JAKARTA, AVOLTA – Menteri Koordinator Bidang Kemaritiman dan Investasi, Luhut Binsar Pandjaitan menegaskan pengembangan kendaraan listrik di Indonesia jangan dilakukan setengah-setangah. Artinya, jangan hanya melihat dari satu jenis kendaraan saja.
Pengembangan ekosostem kendaraan listrik ini, mulai dari hulu hingga hilir harus jadi perhatian yang serius, dan dalam satu bagian yang jelas.
“Kita melihat kendaraan listrik ini harus utuh satu ekosistem, tidak bisa hanya melihat oh mobil ataupun motor, karena ada 4 wheelers 2 wheelers. Harus ada tadi bus itu, jadi satu sistem,” ujar Luhut, di sela-sela peluncuran Battery Assets Management Services (BAMS) Indonesia Battery Corporation (IBC), di kantornya, disitat dari Liputan6.com, Senin (12/6/2023).
Lanjut Luhut, dengan begitu memang perlu adanya pendukung antara sektor hulu dan hilir ekosistem kendaraan listrik. Salah satu yang digandeng, adalah kerja sama antara BUMN Indonesia dan BUMN Cina, yang melibatkan IBC, PLN, serta sejumlah perusahaan asal Tiongkok.
“Kita saksikan sebentar lagi, kerja sama antara IBC dan konsorsium untuk pengembangan BAMS di Indonesia.

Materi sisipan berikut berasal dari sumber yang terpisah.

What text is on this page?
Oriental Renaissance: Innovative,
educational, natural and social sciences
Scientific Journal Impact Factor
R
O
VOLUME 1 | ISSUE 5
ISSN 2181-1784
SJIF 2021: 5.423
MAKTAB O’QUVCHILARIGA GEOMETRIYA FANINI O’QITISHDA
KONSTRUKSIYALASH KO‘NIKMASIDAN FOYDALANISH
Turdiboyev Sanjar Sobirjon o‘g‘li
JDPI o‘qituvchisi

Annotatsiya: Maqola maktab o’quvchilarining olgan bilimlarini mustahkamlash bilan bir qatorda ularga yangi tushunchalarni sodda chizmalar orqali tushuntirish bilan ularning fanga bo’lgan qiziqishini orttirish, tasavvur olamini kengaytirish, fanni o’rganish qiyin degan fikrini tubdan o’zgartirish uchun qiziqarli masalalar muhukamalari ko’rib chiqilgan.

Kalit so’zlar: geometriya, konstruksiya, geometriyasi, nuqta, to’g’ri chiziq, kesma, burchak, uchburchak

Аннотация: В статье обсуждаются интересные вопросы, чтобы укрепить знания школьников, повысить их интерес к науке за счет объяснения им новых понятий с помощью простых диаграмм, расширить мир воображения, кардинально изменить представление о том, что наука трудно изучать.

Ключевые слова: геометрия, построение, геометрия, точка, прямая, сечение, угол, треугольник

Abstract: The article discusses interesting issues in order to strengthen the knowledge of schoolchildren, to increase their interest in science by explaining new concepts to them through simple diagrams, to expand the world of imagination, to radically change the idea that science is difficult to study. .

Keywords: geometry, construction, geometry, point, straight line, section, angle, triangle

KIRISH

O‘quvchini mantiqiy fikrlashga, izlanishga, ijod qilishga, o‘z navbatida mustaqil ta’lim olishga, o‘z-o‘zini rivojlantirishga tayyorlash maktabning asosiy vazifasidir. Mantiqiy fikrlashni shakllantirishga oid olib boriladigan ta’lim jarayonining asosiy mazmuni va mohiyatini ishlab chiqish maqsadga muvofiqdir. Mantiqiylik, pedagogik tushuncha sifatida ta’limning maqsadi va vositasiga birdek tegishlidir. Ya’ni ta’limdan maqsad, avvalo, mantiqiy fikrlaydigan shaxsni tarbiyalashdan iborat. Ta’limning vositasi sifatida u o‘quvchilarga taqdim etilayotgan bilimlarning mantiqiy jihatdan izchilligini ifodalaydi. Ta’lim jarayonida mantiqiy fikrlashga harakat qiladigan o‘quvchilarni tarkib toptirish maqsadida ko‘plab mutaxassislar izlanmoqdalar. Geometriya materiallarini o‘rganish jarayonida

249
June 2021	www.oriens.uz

Ini adalah kolaborasi BUMN Cina dan Indonesia,” jelasnya.
Menurut Luhut, langkah ini tak lepas dari usaha untuk menekan emisi karbon atau net zero emission pada 2060 mendatang di Indonesia. Selain itu, melalui kerja sama ini, juga dihadirkan sistem swap baterai yang bisa digunakan oleh berbagai merek, khususnya roda dua.
“Sebagai bagian dalam mendorong transisi energi untuk mendorong NZE. Kita telah memulai program elektrifikasi kendaraan dan pemerintah meluncurkan program bantuan adopsi kendaraan listrik,” pungkas Luhut.